DroneEye Sicherheitsrichtlinien
Erstellt von Anwälten mit Spezialisierung auf Luftfahrtkonformität, digitale Marktplätze und Datenschutz.
DroneEye bietet einen Marktplatz, der Auftraggeber und Drohnenpiloten für Lufteinsätze verbindet. Die folgenden Richtlinien beschreiben die betrieblichen, regulatorischen und verhaltensbezogenen Standards, die von allen Plattformnutzern erwartet werden. Obwohl DroneEye Werkzeuge entwickelt, die Professionalität und Transparenz fördern, bleiben alle Nutzer eigenständig verantwortlich für die Sicherheit, Rechtmäßigkeit und Einhaltung der Vorschriften ihrer eigenen Operationen.
Diese Richtlinien gelten für alle Nutzer, die auf der DroneEye-Plattform tätig sind.
1. Piloten-Qualifikation und Zertifizierungsanforderungen
1.1 Verifizierte Lizenzen
Alle Piloten müssen gültige Drohnenzertifizierungen besitzen, die in ihrer Rechtsordnung erforderlich sind (z. B. EU A1/A3, FAA Part 107 usw.).
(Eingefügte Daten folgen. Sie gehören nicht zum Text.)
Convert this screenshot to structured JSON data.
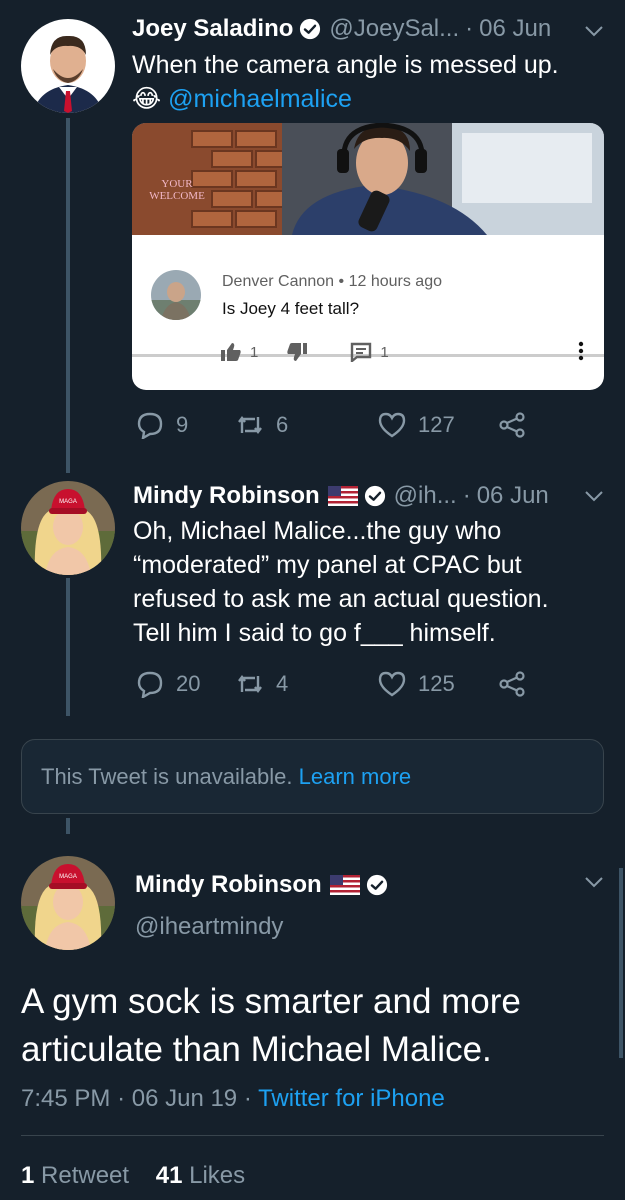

Piloten können Zertifizierungen in ihren Profilen hochladen, um ihre Sichtbarkeit zu erhöhen. DroneEye überprüft, validiert oder garantiert weder die Richtigkeit noch die Echtheit hochgeladener Dokumente. Piloten bleiben allein verantwortlich für die Aufrechterhaltung gültiger Zertifizierungen und die Einhaltung aller geltenden Vorschriften.
1.2 Gerätezertifizierung und Flugtauglichkeit
Piloten müssen alle Drohnen, die sie betreiben möchten, registrieren und Seriennummern sowie Kategoriedetails angeben.
Drohnen müssen in flugtauglichem Zustand gehalten werden, mit installierten Firmware-Updates und durchgeführten Inspektionen.
1.3 Betriebliche Kompetenz
Piloten müssen Kenntnisse über Folgendes nachweisen:
- Luftraumbeschränkungen
- Flugverbotszonen
- Notfallverfahren
- Umweltbeschränkungen (Wind, Regen, Sichtweite)
- sichere Start- und Landeprotokolle
Die Nichteinhaltung dieser Standards kann zur Sperrung oder Entfernung führen.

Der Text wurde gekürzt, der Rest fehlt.